The Cheerleader. As the official repositories of accumulated wisdom, philosophers have acquired a certain measure of both authority and responsibility in determining what counts as a Good Idea. Consequently, when other cognitive scientists believe that their particular line of research has turned out to be Important, they like to have philosophers publicly bestow their official Seal of Approval, and even better, to explain to the world just how Significant that line of research really is. Of course, any philosopher who does see the Significance of that research must be quite perceptive. A pleasantly symbiotic relationship thus builds up between philosophers and cognitive scientists, with each pronouncing on the goodness of the other's work.
This can be put by saying that if the researchers are the players out there on the field of science, philosophers are sometimes the cheerleaders. This is not the place to discuss specific examples; suffice to say that while most major movements in cognitive science have had their share of philosophical cheerleaders, some have done particularly well; these include artificial intelligence, connectionism and computational neuroscience. On the other hand, it may be that some schools of thought, such as ecological psychology, have ended up less prominent in cognitive science than they might otherwise have been due to unfortunate deficiencies in this key area.
The Gadfly. Had Oscar Wilde been in the philosophy of cognitive science, he would surely have thought that the only thing worse than being refuted is being ignored. Thus philosophers often advance positions that are so strongly and provocatively stated that other cognitive scientists feel compelled to respond. This is the philosopher as gadfly.
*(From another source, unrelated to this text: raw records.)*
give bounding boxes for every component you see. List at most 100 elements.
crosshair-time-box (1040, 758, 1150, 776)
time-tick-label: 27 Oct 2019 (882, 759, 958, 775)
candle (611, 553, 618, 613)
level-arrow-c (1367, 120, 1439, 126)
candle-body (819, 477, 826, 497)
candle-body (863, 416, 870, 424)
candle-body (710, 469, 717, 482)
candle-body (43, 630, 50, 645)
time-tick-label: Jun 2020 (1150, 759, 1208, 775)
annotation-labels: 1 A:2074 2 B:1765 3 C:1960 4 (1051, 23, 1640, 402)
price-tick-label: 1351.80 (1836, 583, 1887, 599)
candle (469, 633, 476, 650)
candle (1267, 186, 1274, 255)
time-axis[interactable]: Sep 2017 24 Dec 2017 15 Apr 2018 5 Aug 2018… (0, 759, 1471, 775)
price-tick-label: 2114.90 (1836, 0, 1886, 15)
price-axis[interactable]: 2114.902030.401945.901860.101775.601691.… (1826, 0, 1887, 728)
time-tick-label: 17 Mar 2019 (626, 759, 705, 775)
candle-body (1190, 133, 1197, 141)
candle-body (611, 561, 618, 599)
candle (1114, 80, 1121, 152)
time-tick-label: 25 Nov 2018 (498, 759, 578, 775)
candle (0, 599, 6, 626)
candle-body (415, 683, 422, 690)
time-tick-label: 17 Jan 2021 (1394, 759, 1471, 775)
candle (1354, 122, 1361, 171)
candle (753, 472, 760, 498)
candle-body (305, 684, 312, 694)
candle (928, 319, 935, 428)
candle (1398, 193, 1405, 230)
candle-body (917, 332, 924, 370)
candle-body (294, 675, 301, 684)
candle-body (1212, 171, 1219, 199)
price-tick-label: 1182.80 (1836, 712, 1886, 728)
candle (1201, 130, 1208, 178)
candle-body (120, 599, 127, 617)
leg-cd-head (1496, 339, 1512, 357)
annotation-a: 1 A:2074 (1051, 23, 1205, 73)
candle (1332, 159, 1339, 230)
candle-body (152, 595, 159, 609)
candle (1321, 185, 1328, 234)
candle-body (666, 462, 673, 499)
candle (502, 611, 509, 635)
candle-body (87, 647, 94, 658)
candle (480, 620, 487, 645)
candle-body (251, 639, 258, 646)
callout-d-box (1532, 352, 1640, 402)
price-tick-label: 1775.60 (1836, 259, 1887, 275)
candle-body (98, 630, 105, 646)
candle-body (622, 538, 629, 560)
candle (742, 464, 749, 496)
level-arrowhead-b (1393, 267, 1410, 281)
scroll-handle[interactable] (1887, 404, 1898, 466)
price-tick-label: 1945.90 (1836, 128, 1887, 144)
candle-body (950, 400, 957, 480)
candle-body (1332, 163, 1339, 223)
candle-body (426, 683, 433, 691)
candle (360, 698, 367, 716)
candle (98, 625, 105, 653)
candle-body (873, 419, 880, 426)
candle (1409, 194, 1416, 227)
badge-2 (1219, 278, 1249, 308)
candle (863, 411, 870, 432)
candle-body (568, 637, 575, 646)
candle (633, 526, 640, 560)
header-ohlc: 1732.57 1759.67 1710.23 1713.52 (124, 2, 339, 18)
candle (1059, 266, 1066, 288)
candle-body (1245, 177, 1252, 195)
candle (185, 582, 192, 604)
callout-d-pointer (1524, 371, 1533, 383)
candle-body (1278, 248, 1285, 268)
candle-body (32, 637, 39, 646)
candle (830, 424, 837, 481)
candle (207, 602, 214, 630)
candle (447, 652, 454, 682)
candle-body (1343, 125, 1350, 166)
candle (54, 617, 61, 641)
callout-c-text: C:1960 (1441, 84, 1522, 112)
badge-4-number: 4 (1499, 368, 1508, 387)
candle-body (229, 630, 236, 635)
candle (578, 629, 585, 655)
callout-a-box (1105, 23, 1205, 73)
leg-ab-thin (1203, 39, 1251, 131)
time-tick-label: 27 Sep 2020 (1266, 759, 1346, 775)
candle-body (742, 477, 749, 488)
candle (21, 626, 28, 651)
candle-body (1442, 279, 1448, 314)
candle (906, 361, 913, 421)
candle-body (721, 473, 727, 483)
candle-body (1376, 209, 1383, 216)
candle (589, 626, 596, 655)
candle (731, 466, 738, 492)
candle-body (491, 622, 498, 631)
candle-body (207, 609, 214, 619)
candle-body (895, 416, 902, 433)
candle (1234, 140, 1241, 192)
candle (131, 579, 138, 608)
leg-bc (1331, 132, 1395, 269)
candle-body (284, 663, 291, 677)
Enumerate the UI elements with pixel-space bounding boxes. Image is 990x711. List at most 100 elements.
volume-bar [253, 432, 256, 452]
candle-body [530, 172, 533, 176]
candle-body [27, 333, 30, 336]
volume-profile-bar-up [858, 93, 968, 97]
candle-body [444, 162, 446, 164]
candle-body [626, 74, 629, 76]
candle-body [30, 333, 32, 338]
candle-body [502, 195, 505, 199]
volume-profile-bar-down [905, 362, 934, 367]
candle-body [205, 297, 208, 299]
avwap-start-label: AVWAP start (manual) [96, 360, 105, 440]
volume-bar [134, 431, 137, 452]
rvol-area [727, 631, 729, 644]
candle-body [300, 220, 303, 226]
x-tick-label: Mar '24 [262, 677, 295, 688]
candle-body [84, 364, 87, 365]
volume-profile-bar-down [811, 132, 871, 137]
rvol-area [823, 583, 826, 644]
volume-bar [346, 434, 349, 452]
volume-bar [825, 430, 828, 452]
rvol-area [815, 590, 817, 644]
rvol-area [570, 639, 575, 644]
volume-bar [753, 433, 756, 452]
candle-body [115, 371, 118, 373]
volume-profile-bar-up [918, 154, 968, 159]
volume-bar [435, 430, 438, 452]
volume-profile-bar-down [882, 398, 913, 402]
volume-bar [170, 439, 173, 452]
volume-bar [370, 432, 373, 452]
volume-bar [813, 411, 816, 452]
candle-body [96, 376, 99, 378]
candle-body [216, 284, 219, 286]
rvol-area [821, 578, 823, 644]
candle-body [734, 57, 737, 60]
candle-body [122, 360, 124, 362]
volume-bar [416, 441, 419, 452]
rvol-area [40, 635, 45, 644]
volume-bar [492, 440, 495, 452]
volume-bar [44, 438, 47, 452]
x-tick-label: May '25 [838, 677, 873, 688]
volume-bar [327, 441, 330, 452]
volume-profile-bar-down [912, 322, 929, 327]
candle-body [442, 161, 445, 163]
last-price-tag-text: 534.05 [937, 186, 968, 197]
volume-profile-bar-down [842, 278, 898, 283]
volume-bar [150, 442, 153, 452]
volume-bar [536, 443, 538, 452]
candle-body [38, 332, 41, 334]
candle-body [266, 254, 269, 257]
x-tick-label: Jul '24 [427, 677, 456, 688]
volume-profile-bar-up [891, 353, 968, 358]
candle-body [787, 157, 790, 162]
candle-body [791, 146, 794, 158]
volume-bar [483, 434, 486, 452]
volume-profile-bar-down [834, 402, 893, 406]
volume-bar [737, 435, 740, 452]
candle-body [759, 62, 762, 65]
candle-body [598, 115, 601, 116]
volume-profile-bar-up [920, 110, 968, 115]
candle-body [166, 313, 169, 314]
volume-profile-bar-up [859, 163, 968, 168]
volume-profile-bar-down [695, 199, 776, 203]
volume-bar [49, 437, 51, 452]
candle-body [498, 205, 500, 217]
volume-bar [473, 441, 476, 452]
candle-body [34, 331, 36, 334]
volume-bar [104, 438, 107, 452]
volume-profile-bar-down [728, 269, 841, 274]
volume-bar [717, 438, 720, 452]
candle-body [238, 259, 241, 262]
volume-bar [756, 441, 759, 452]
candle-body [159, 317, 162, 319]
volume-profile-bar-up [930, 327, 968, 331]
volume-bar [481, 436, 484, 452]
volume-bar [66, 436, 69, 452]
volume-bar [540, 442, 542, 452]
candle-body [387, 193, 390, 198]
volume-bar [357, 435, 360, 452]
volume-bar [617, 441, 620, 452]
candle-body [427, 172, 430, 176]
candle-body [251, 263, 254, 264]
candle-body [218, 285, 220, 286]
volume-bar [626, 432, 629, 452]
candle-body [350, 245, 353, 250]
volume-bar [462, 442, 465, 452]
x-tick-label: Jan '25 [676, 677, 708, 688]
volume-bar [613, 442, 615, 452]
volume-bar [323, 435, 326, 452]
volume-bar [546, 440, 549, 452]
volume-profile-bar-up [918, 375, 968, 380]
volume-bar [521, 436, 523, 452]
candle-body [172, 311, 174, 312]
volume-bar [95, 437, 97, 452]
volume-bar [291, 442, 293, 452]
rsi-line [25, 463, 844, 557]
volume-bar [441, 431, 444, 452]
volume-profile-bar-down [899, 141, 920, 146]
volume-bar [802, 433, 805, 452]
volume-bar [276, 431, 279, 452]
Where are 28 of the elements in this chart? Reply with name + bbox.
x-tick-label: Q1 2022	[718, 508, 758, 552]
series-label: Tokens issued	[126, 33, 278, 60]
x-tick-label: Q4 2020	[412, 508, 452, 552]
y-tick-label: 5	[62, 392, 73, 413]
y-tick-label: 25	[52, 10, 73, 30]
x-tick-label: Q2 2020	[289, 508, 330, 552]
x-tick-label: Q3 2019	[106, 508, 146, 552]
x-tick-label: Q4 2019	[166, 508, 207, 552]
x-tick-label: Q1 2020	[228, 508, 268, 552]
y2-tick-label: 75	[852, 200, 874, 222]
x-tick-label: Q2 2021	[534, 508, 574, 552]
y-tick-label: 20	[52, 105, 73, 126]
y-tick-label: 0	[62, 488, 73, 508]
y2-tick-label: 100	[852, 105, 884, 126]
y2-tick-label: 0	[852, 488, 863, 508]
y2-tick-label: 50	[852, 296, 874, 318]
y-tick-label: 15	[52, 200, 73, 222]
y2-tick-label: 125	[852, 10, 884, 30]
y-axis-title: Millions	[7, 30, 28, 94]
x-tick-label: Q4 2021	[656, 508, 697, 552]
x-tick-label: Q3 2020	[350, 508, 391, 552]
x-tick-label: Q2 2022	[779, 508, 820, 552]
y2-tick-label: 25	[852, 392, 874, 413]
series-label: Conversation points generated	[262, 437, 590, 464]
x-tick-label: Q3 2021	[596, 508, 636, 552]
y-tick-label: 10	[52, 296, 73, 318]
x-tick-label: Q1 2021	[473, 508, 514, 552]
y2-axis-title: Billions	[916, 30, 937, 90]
An excellent example is the notorious paper on connectionism by Fodor & Pylyshyn . The authors there stated bluntly, and argued deftly, that a whole new research program was either hopeless or a mere variant on their own "classical" world-view. Cognition, they claimed, is systematic, and connectionist models either fail to explain this, or they must be implementing some computational cognitive architecture of the kind Fodor & Pylyshyn had been recommending for years. Many connectionist psychologists and computer scientists found these charges so galling that they couldn't resist taking up the challenge of refuting the argument. In the process, Fodor & Pylyshyn's paper became one of the most discussed in the philosophy of cognitive science, and a whole new research niche was created.
In fact, the Fodor & Pylyshyn paper can be seen as exemplifying almost all the roles discussed so far. It was pioneering, in bringing to the forefront of attention a previously neglected phenomenon, that of systematicity. It was inspecting the foundational assumptions of whole research paradigms in cognitive science. It was cartographic, in that it began with a high-level sketch of the lay of the land in issues of cognitive architecture. It was archival, in that it likened connectionism to the seventeenth-century empiricist David Hume and twentieth century behaviorists such as Hebb, Osgood and Hull, and claimed to be merely re-presenting thirty-year old arguments against such views. It was highly enthusiastic in its support for one school of thought over another. To its credit, however, the authors were not playing the role of Zen Monk: the arguments it contained were clear, powerful, and highly relevant to other branches of cognitive science.